Jude calls these false teachers "ungodly" or impious. The word "ungodly" crops up six times in the book of Jude, making it a significant word in the epistle. It means "irreverent" or "impious." People who are ungodly are not afraid to contravene God's way because they do not have the fear of God. They simply do what they feel like doing. They have nothing in common with God. Nevertheless, we should be careful not to think of them as "extreme" because, as II Corinthians 11:13-15 says, Satan transforms his ministers into angels of light. They look good on the outside, but on the inside they are ungodly. Their externals may be deceiving, but their fruits give them away.

The apostle also mentions that they are blatantly immoral, turning God's grace into licentiousness. They believe that the more they sin, the more they allow God to shower them with His grace and mercy, twisting what grace is. They think they are glorifying God by giving Him the opportunity to forgive them more. How ridiculous! How perverse!

Lastly, they deny Christ. This does not mean they say that Christ never existed or that He is not the Savior. However, everything they say and do, everything they believe, contradicts God's way. If one denies a statement, he is contradicting the person who says it. Jude is using "deny" in this sense. The false teachers contradict Jesus Christ in everything. Once again, they can appear to be following the rules, but their innermost drives and motivations are a denial of the true way of God.

Richard T. Ritenbaugh
Jude


 

Jude 1:12

Jude uses a nautical theme here. Thus, "hidden reefs" (a variant translation supported by the Greek) is preferable to "spots." The apostle says that these false teachers are like hidden reefs at our socials; they are just under the surface, waiting for the unsuspecting Christian to come along and be shipwrecked upon them.

Paul dealt directly with a similar problem in Corinth (I Corinthians 11:17-22). They held "feasts without the fear of God." They do not fear the oversight and punishment of God, that what He says will happen as a result of their self-satisfying sins, which may take many forms. Gorging themselves is only one part of it. Worse is that they use these occasions to shipwreck people, to undermine their faith, to whisper in their ear to get them thinking along the wrong lines.

Jude says that they serve only themselves. Again, this phrase is poorly translated due to being interpreted rather than given literally. It should be "shepherding only themselves." Ezekiel 34:1-5, 10 alludes to the same problem Jude faced.

Verse 12 also says that these false shepherds outwardly show promise of producing fruit, of bringing rain, but they never do. Paul indeed calls some of Satan's ministers "angels of light" (II Corinthians 11:13-15), but their fruit shows they possess nothing of godly, spiritual substance (Matthew 7:15-20). They will never produce godly fruit. They look good on the outside, but on the inside they are corrupt and full of bones (Matthew 23:27). When Jude describes them as "twice dead," he may be refering to the second death (Revelation 20:14; 21:8)—that they will die physically once, and then they will die spiritually the second time.
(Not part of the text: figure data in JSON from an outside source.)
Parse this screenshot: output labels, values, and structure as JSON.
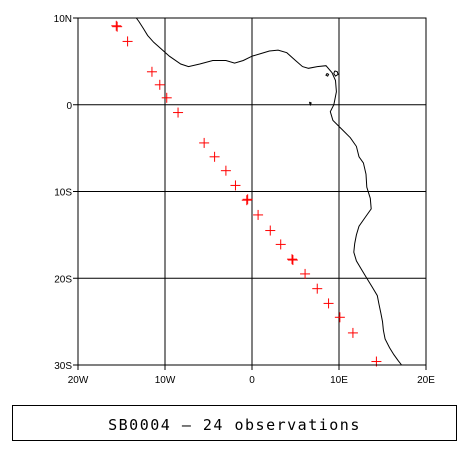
{
  "map": {
    "lon_range": [
      -20,
      20
    ],
    "lat_range": [
      -30,
      10
    ],
    "grid_lons": [
      -10,
      0,
      10
    ],
    "grid_lats": [
      -20,
      -10,
      0
    ],
    "x_ticks": [
      {
        "value": -20,
        "label": "20W"
      },
      {
        "value": -10,
        "label": "10W"
      },
      {
        "value": 0,
        "label": "0"
      },
      {
        "value": 10,
        "label": "10E"
      },
      {
        "value": 20,
        "label": "20E"
      }
    ],
    "y_ticks": [
      {
        "value": 10,
        "label": "10N"
      },
      {
        "value": 0,
        "label": "0"
      },
      {
        "value": -10,
        "label": "10S"
      },
      {
        "value": -20,
        "label": "20S"
      },
      {
        "value": -30,
        "label": "30S"
      }
    ],
    "marker_color": "#ff0000",
    "line_color": "#000000",
    "coastline": [
      [
        -13.3,
        10.0
      ],
      [
        -13.0,
        9.6
      ],
      [
        -12.5,
        8.8
      ],
      [
        -12.0,
        8.0
      ],
      [
        -11.3,
        7.2
      ],
      [
        -10.5,
        6.5
      ],
      [
        -9.5,
        5.6
      ],
      [
        -8.2,
        4.7
      ],
      [
        -7.3,
        4.4
      ],
      [
        -6.0,
        4.7
      ],
      [
        -4.5,
        5.1
      ],
      [
        -3.0,
        5.1
      ],
      [
        -2.0,
        4.8
      ],
      [
        -1.0,
        5.1
      ],
      [
        0.0,
        5.6
      ],
      [
        1.0,
        5.9
      ],
      [
        2.0,
        6.2
      ],
      [
        3.0,
        6.3
      ],
      [
        4.0,
        6.0
      ],
      [
        5.0,
        5.1
      ],
      [
        5.8,
        4.4
      ],
      [
        6.5,
        4.2
      ],
      [
        7.5,
        4.4
      ],
      [
        8.5,
        4.5
      ],
      [
        9.2,
        3.7
      ],
      [
        9.6,
        2.8
      ],
      [
        9.7,
        1.5
      ],
      [
        9.5,
        0.5
      ],
      [
        9.4,
        0.0
      ],
      [
        9.0,
        -0.8
      ],
      [
        9.3,
        -1.8
      ],
      [
        10.3,
        -2.8
      ],
      [
        11.3,
        -3.8
      ],
      [
        12.0,
        -4.8
      ],
      [
        12.3,
        -6.0
      ],
      [
        12.8,
        -6.7
      ],
      [
        13.1,
        -8.0
      ],
      [
        13.2,
        -9.5
      ],
      [
        13.6,
        -10.8
      ],
      [
        13.7,
        -12.0
      ],
      [
        13.0,
        -13.0
      ],
      [
        12.3,
        -14.0
      ],
      [
        12.0,
        -15.0
      ],
      [
        11.8,
        -16.0
      ],
      [
        11.7,
        -17.0
      ],
      [
        12.0,
        -18.0
      ],
      [
        12.6,
        -19.0
      ],
      [
        13.2,
        -20.0
      ],
      [
        13.8,
        -21.0
      ],
      [
        14.4,
        -22.0
      ],
      [
        14.6,
        -23.0
      ],
      [
        14.8,
        -24.0
      ],
      [
        15.0,
        -25.0
      ],
      [
        15.1,
        -26.0
      ],
      [
        15.3,
        -27.0
      ],
      [
        15.8,
        -28.0
      ],
      [
        16.3,
        -28.8
      ],
      [
        16.8,
        -29.5
      ],
      [
        17.2,
        -30.0
      ]
    ],
    "islands": [
      [
        [
          9.5,
          3.9
        ],
        [
          9.8,
          3.8
        ],
        [
          9.9,
          3.5
        ],
        [
          9.6,
          3.3
        ],
        [
          9.4,
          3.6
        ],
        [
          9.5,
          3.9
        ]
      ],
      [
        [
          8.6,
          3.6
        ],
        [
          8.8,
          3.5
        ],
        [
          8.7,
          3.3
        ],
        [
          8.5,
          3.4
        ],
        [
          8.6,
          3.6
        ]
      ],
      [
        [
          6.6,
          0.3
        ],
        [
          6.8,
          0.2
        ],
        [
          6.7,
          0.0
        ],
        [
          6.6,
          0.3
        ]
      ]
    ],
    "observations": [
      [
        -15.5,
        9.0
      ],
      [
        -14.3,
        7.3
      ],
      [
        -11.5,
        3.8
      ],
      [
        -10.6,
        2.3
      ],
      [
        -9.8,
        0.8
      ],
      [
        -8.5,
        -0.9
      ],
      [
        -5.5,
        -4.4
      ],
      [
        -4.3,
        -6.0
      ],
      [
        -3.0,
        -7.6
      ],
      [
        -1.9,
        -9.3
      ],
      [
        -0.6,
        -11.0
      ],
      [
        0.7,
        -12.7
      ],
      [
        2.1,
        -14.5
      ],
      [
        3.3,
        -16.1
      ],
      [
        4.7,
        -17.9
      ],
      [
        6.1,
        -19.5
      ],
      [
        7.5,
        -21.2
      ],
      [
        8.8,
        -22.9
      ],
      [
        10.1,
        -24.5
      ],
      [
        11.6,
        -26.3
      ],
      [
        14.3,
        -29.6
      ],
      [
        -15.6,
        9.1
      ],
      [
        -0.5,
        -10.9
      ],
      [
        4.6,
        -17.8
      ]
    ]
  },
  "caption": "SB0004 – 24 observations"
}
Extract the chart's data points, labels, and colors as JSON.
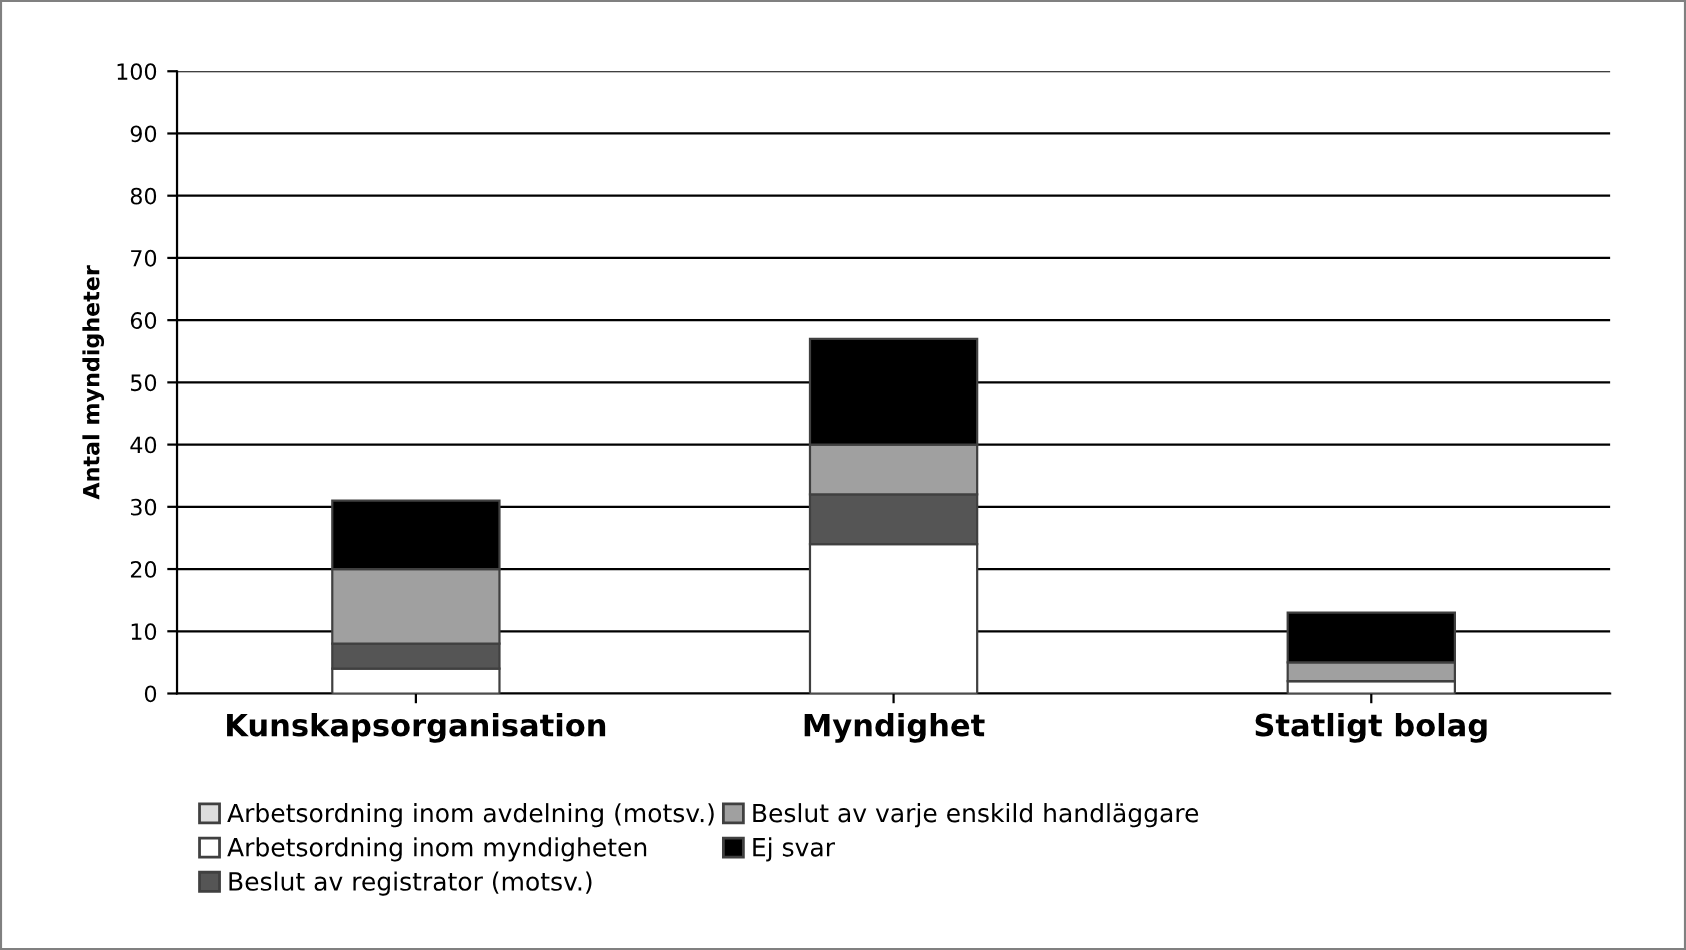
{
  "chart_data": {
    "type": "bar",
    "stacked": true,
    "ylabel": "Antal myndigheter",
    "categories": [
      "Kunskapsorganisation",
      "Myndighet",
      "Statligt bolag"
    ],
    "series": [
      {
        "name": "Arbetsordning inom avdelning (motsv.)",
        "color": "#dddddd",
        "values": [
          0,
          0,
          0
        ]
      },
      {
        "name": "Arbetsordning inom myndigheten",
        "color": "#ffffff",
        "values": [
          4,
          24,
          2
        ]
      },
      {
        "name": "Beslut av registrator (motsv.)",
        "color": "#555555",
        "values": [
          4,
          8,
          0
        ]
      },
      {
        "name": "Beslut av varje enskild handläggare",
        "color": "#a0a0a0",
        "values": [
          12,
          8,
          3
        ]
      },
      {
        "name": "Ej svar",
        "color": "#000000",
        "values": [
          11,
          17,
          8
        ]
      }
    ],
    "ylim": [
      0,
      100
    ],
    "yticks": [
      0,
      10,
      20,
      30,
      40,
      50,
      60,
      70,
      80,
      90,
      100
    ],
    "grid": "y",
    "legend": "bottom left"
  }
}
It is at least saying they are well on the road to the Lake of Fire.

Hebrews 10:26-31 says plainly that once we have been forgiven and redeemed by the blood of Christ, there is no going back. If we continue to sin as a way of life, there is no second redemption, and all we face is the vengeance of God, who is a consuming fire. This is what Jude is trying to get across in relation to these false ministers.